What is croup? Croup starts like any cold- dry cough, runny nose, hoarseness, and sometimes fever. The characteristic “barking cough” comes about 12-48 hours later. The barking lasts about 3 days but the rest of the cold may take around 7 days to resolve. Sometimes croup comes on suddenly at night, with a previously well child awakening with the barking cough and shortness of breath.
Croup is caused by inflammation at the top of your windpipe, called the trachea, just below your vocal cords. When these pipes get inflamed, they swell and the breathing space gets narrower. The smaller space compresses the air during cough, making that strange cough like a barking seal. If the swelling worsens, the child gets stridor, which is a high pitched whistling sound when breathing in. When the airway is narrow enough to make stridor, kids really starting struggling to breathe.
We see croup mostly in the fall, October being the peak month. This coincides with a peak in parainfluenza virus, the most common cause of croup. Croup is mostly seen in kids age 6 months to 3 years, and is unusual beyond age 6. Viruses that cause croup are spread by close contact, just like any cold.
Most cases of croup are mild with occasional barking cough, hoarseness, and maybe a little stridor when crying. It is the more severe cases we worry about, when the swelling of the windpipe gets worse. Then the child has that whistling stridor sound even at rest. These children need to get seen immediately. If the airway gets too narrow the child may no longer be able to breath. The good news is that less than 5% of kids with croup get put in the hospital, so these bad cases are rare.

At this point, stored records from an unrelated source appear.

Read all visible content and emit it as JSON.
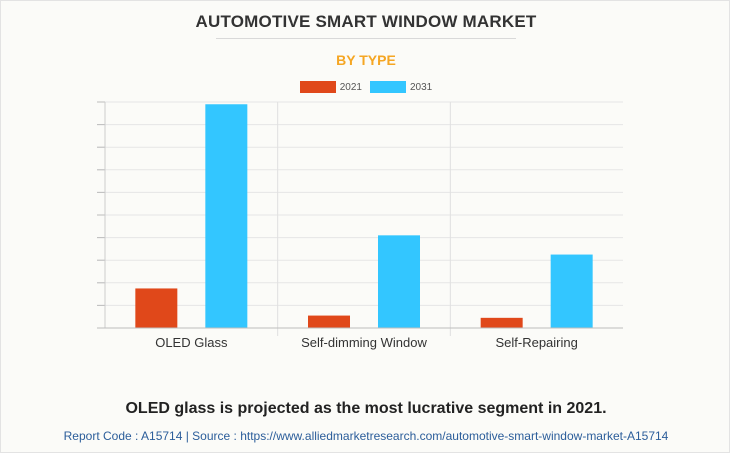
{
  "header": {
    "title": "AUTOMOTIVE SMART WINDOW MARKET",
    "subtitle": "BY TYPE"
  },
  "footer": {
    "caption": "OLED glass is projected as the most lucrative segment in 2021.",
    "source": "Report Code : A15714  |  Source : https://www.alliedmarketresearch.com/automotive-smart-window-market-A15714"
  },
  "colors": {
    "series_2021": "#e0481a",
    "series_2031": "#33c6ff",
    "subtitle": "#f5a623"
  },
  "chart_data": {
    "type": "bar",
    "title": "AUTOMOTIVE SMART WINDOW MARKET",
    "subtitle": "BY TYPE",
    "categories": [
      "OLED Glass",
      "Self-dimming Window",
      "Self-Repairing"
    ],
    "series": [
      {
        "name": "2021",
        "values": [
          17.5,
          5.5,
          4.5
        ]
      },
      {
        "name": "2031",
        "values": [
          99.0,
          41.0,
          32.5
        ]
      }
    ],
    "ylim": [
      0,
      100
    ],
    "grid": true,
    "legend_position": "top-center"
  }
}
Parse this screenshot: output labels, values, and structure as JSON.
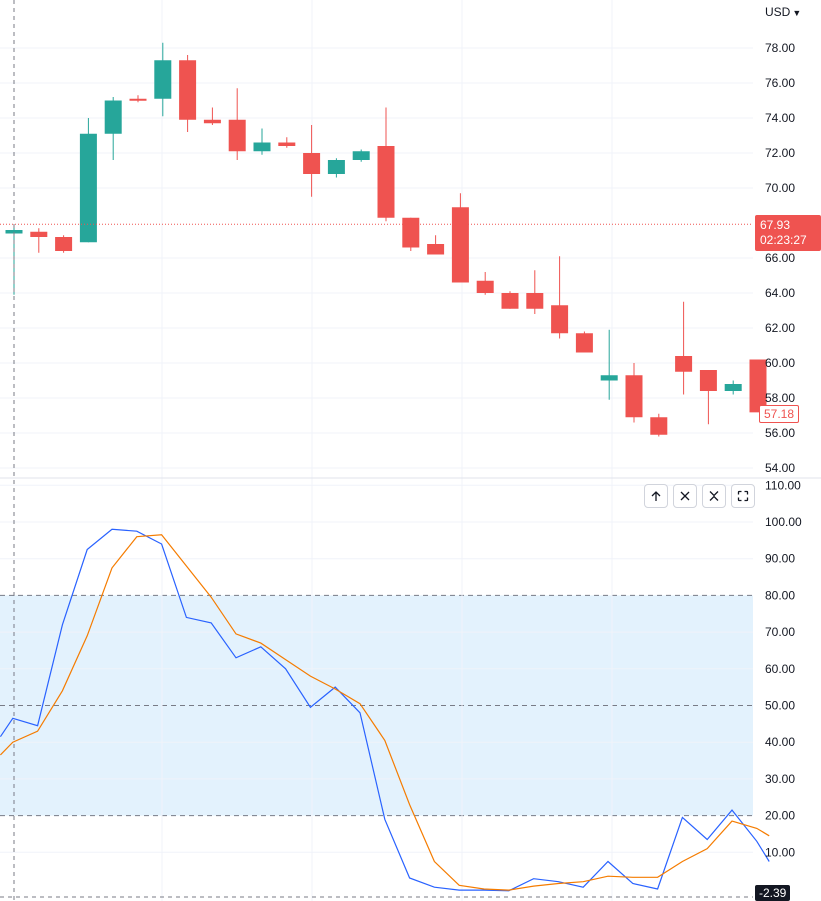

How do we treat this nasty illness? Since it is caused by a virus, we all know that antibiotics won’t help, since they don’t kill viruses. We treat the symptoms while the child’s immune system gets rid of the virus. We treat the airway inflammation with anti-inflammatory medicine- steroids. This can be done in two ways: the child can be given a one-time shot, or be given three days of a liquid steroid by mouth. We all know which one the kid would prefer!
If the child is having stridor, we give them a breathing treatment with a medicine called epinephrine. The breathing treatment, or nebulizer, is that pipe commonly used by asthmatics that turns medicine into a mist that is inhaled. But instead of the albuterol that kids with asthma need, we put in epinephrine.
The epinephrine relaxes the muscles that line the windpipe. We give this medicine only in the Emergency Department, not at home. This is because the child needs to be watched for several hours after the treatment. Sometimes kids who get the epinephrine treatment have “rebound,” where the stridor comes back within an hour, sometimes coming back worse.
For the other croup symptoms, you treat them like any other cold. Give Tylenol or ibuprofen for fever and throat soreness. Run a vaporizer by the bed for moist air to lubricate those inflamed airways. Prop up the child’s head to help minimize gagging on secretions. Give plenty of fluids, and in a few days your child should get better and go on about his business, no longer imitating a barking seal.